Much of Labor’s electoral success outside Brisbane from 1998 was built on the back of exploiting conservative disunity through Queensland’s optional preferential voting system. With One Nation and other right wing parties and independents splitting the conservative vote, the Labor message of “Just Vote One” turned many regional and rural seats into effective first past the post contests. The fact that this strategy reinforced the theme of conservatives as a squabbling rabble was an added extra.

Because Queensland uses optional preferential, calculations of the vote based on a notional 2PP are misleading. Unfortunately the polling firms who have been surveying opinion have used very confused methodologies to measure preferences. In many seats it will be far more important whether voters direct preferences than to whom.

Surprisingly for an election in which voters are tiring of Beattie but the Opposition presents an unacceptable alternative, minor parties have struggled to attract either support or coverage for their campaigns. So both the Greens and Family First have made much of their preference announcements.

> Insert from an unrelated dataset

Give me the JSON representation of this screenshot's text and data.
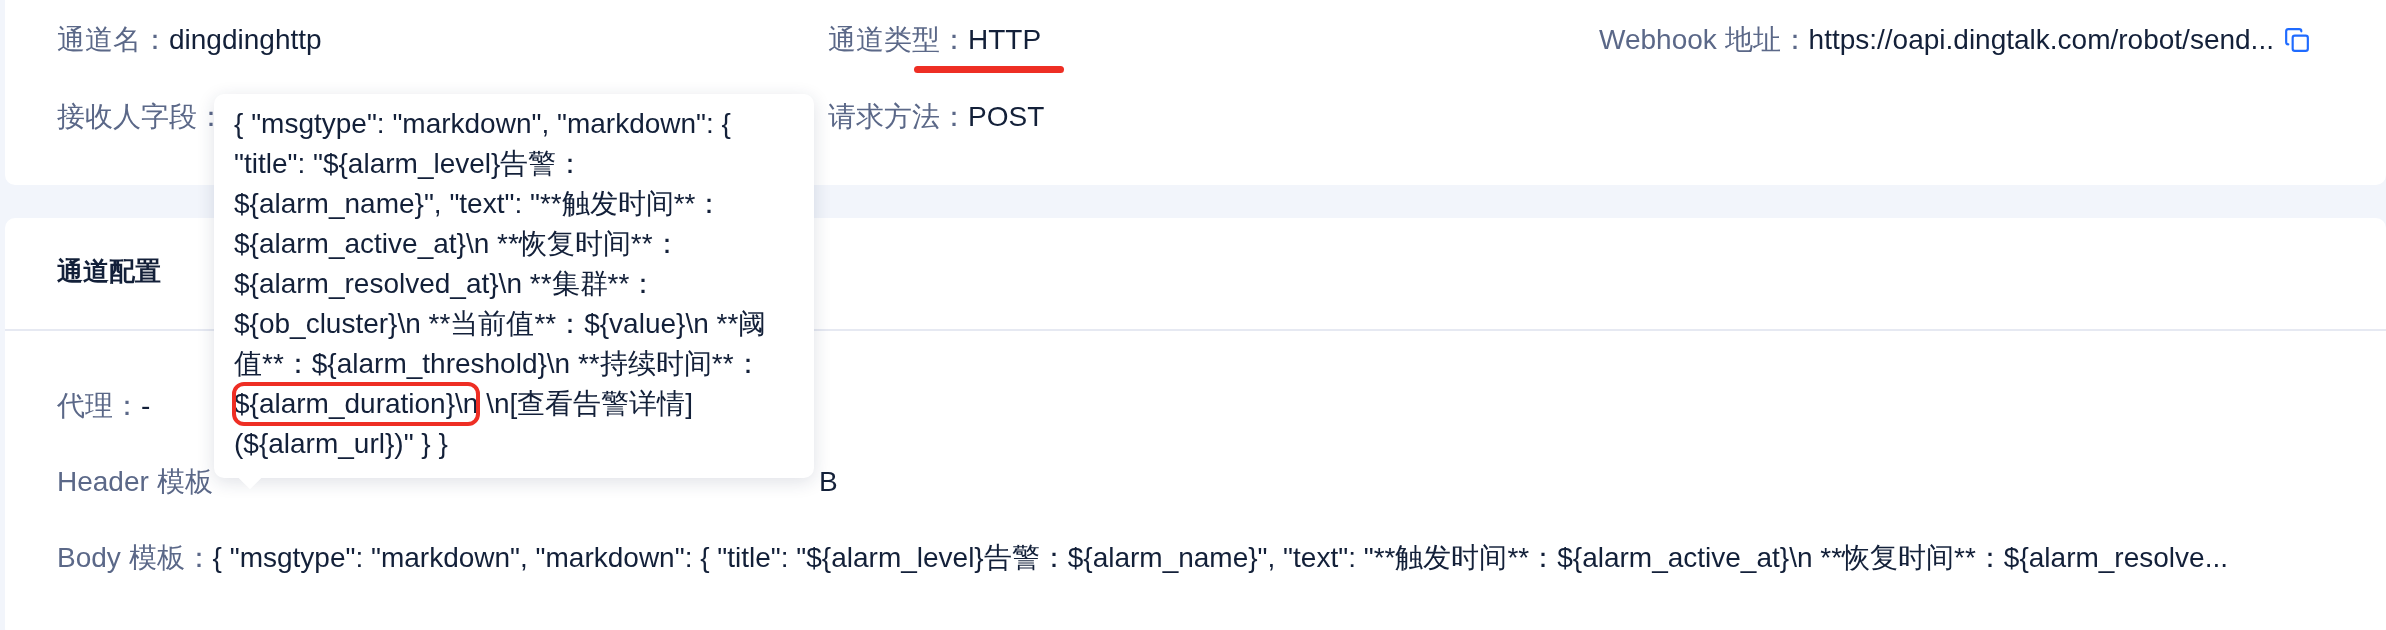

Bizarrely, the Coalition failed to respond to a request from FF for a meeting in August to discuss preferences. Labor courted them. FF are preferencing the ALP in five seats, the Coalition in seven and Independent Dolly Pratt in Nanango. FF will do more damage to the Coalition than Labor, as their preferences may aid the ALP in key seats, but are allocated to the Libs and Nats in largely safe Labor and Coalition seats. But realistically, the allocations are largely moot. The “Just Vote One” culture is now so entrenched in Queensland that the effect of a significant FF vote will be to dilute conservative strength.

Bizarrely, though in keeping with a campaign so far devoid of much political logic, the Nats will be contributing to their own electoral demise by discouraging the allocation of preferences.

While Greens voters are the most likely of any to preference, the Greens will not be able to repeat the leverage they gained over Labor in 1995 when their preference decisions contributed to Goss’s defeat. The Nats, desperate for funding, have signalled open slather for development, while water is an environmental issue that plays Labor’s way except in seats affected by controversial proposed new dams.

Like most other factors in this campaign, the combination of the voting system and minor parties’ inability to control their preferences will work in the ALP’s favour.